Según recoge la resolución, el empleado, con una antigüedad superior a dos décadas en la empresa, retiró 1.500 euros de la caja fuerte del establecimiento en el que trabajaba, alegando que pretendía conseguir cambio, pero sin comunicarlo ni seguir los procedimientos internos establecidos.
Los hechos se remontan a comienzos de enero de 2025, cuando, durante una auditoría interna, se detectó un descuadre en la caja. Al ser preguntado por la auditora, el trabajador reconoció haber tomado el dinero, alegando que lo había utilizado para obtener cambio en efectivo. No obstante, el tribunal considera que esta justificación no quedó acreditada y que, en cualquier caso, la actuación incumplía las normas internas de la empresa, que establecen canales específicos para la gestión de efectivo.
Posibilidad de recurso
En el escrito se señala que no se probó la necesidad "urgente" de tener el cambio en ese momento, ni que otros empleados lo hubieran requerido. Además, se recoge que el dinero no fue reintegrado hasta que el trabajador fue confrontado durante la auditoría. El empleado recurrió la decisión inicial del Juzgado de lo Social número 11 de Bilbao, que ya había avalado el despido, solicitando que se declarara improcedente. La resolución no es firme y puede ser recurrida ante el Tribunal Supremo.

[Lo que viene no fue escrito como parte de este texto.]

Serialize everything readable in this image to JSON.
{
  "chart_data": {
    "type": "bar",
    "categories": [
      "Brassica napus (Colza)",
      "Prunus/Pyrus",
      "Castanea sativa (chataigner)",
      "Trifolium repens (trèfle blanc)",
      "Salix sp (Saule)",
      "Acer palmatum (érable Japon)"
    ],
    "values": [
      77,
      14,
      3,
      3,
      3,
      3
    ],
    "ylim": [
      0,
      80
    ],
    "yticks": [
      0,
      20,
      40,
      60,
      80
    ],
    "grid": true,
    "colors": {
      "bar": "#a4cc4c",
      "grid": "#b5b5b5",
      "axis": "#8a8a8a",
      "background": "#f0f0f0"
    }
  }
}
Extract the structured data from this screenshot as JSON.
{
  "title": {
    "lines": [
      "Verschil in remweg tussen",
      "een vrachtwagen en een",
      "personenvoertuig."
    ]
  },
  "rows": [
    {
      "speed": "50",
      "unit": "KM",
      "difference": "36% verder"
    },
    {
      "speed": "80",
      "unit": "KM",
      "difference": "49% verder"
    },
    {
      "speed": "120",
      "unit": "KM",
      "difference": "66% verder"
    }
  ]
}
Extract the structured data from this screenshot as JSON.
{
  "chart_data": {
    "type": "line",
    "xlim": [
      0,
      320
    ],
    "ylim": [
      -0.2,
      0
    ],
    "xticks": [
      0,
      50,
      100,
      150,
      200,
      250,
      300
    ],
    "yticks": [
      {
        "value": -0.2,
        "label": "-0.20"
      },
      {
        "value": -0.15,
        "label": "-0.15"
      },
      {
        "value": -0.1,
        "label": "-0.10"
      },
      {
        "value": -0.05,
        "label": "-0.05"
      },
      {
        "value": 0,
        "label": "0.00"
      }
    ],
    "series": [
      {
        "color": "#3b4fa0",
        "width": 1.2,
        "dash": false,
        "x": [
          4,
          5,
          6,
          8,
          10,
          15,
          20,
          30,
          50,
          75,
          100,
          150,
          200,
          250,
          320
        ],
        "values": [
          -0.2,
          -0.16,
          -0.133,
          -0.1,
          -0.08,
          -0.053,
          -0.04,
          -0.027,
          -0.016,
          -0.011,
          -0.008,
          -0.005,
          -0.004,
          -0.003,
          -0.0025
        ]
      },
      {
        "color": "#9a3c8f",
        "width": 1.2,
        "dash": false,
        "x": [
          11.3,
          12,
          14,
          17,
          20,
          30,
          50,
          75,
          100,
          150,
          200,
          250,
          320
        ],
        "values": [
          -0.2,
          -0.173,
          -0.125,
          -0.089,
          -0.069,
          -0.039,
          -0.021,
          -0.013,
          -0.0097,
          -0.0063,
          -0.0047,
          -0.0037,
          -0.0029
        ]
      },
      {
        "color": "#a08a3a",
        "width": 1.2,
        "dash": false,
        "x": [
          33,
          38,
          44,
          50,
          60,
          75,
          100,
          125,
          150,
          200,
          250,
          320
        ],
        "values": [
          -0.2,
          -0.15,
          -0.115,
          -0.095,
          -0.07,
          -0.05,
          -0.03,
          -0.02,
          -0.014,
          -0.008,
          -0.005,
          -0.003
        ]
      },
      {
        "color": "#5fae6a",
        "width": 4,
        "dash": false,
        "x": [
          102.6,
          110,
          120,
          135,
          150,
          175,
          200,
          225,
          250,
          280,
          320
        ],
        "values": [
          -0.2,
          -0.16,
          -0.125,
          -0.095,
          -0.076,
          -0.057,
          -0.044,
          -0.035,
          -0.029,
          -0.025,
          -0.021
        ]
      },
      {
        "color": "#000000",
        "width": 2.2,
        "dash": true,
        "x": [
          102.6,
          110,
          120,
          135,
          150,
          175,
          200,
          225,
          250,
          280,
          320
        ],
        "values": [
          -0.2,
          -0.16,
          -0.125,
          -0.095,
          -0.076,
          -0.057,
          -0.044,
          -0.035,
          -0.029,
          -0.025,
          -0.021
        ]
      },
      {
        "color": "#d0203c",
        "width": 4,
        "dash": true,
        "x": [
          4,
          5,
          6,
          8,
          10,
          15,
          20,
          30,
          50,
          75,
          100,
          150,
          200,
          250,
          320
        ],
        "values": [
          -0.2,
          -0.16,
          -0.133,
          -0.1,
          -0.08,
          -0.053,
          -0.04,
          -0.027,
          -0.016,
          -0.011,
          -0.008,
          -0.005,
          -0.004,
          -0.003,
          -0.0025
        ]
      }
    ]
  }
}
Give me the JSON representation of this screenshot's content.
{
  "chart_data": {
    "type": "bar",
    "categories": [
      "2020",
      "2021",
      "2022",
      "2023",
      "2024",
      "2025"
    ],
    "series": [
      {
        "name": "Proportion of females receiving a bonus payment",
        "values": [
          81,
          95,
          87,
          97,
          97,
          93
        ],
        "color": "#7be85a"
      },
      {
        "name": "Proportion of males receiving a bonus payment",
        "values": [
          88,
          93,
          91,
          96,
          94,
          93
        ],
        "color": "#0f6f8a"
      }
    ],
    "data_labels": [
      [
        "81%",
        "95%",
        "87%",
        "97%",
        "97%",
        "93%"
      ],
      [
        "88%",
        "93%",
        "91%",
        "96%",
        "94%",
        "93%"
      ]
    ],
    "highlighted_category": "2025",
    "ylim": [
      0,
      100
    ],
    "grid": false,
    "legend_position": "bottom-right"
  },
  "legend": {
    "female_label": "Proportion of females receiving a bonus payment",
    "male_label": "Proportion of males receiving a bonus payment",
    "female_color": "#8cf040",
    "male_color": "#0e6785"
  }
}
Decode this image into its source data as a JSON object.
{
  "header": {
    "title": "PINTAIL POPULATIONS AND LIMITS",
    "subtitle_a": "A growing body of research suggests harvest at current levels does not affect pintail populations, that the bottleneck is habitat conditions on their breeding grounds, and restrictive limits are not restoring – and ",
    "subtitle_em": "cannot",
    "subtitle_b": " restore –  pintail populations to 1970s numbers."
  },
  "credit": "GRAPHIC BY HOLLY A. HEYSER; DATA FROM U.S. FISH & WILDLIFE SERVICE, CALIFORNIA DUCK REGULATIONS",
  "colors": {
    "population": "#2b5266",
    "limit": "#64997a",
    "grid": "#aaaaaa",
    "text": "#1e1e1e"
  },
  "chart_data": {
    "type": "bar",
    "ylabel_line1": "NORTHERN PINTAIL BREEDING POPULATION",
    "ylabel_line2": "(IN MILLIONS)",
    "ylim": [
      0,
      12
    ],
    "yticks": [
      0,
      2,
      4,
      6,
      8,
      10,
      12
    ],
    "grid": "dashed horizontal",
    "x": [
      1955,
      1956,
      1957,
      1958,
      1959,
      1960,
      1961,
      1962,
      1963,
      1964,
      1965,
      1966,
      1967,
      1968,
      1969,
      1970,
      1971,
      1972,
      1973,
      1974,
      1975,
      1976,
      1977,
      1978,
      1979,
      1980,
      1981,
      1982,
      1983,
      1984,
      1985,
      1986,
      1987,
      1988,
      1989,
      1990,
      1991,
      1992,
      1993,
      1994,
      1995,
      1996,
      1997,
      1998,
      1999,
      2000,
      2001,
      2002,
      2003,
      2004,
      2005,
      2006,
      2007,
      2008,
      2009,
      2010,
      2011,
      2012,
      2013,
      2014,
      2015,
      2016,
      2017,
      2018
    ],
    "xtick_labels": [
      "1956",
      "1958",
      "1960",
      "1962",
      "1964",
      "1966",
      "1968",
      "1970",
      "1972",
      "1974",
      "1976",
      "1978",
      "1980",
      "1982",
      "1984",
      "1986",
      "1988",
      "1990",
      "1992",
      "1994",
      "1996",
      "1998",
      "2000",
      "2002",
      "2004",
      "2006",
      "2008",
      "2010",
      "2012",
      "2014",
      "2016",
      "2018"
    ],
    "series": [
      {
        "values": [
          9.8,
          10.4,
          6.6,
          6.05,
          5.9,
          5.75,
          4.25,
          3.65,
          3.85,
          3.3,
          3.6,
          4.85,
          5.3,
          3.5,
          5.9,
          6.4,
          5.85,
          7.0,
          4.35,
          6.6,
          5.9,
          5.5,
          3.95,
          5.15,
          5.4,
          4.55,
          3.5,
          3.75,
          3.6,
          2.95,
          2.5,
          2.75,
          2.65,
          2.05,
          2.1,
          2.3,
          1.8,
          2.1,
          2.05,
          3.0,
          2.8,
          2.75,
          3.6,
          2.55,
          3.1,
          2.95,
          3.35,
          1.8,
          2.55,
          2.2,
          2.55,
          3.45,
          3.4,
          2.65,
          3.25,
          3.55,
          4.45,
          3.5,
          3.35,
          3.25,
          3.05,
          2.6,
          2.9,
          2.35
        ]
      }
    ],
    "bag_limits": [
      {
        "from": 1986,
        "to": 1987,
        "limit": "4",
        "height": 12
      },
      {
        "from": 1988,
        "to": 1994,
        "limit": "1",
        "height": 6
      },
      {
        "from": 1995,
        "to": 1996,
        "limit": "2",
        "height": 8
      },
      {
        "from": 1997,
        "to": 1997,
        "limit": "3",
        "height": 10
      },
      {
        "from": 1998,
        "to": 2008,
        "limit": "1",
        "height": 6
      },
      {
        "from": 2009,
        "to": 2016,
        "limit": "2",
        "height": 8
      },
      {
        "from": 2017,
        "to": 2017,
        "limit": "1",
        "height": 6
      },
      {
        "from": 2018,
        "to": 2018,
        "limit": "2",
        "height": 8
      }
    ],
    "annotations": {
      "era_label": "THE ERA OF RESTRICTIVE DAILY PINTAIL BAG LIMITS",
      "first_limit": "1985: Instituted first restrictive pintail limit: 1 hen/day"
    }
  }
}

Sin embargo, el TSJPV rechaza sus argumentos y concluye que la conducta constituye una infracción grave, al implicar una quiebra de la confianza depositada en un puesto de responsabilidad. La resolución destaca que la retirada de dinero sin autorización supone una "transgresión de la buena fe contractual" suficiente para justificar la máxima sanción disciplinaria.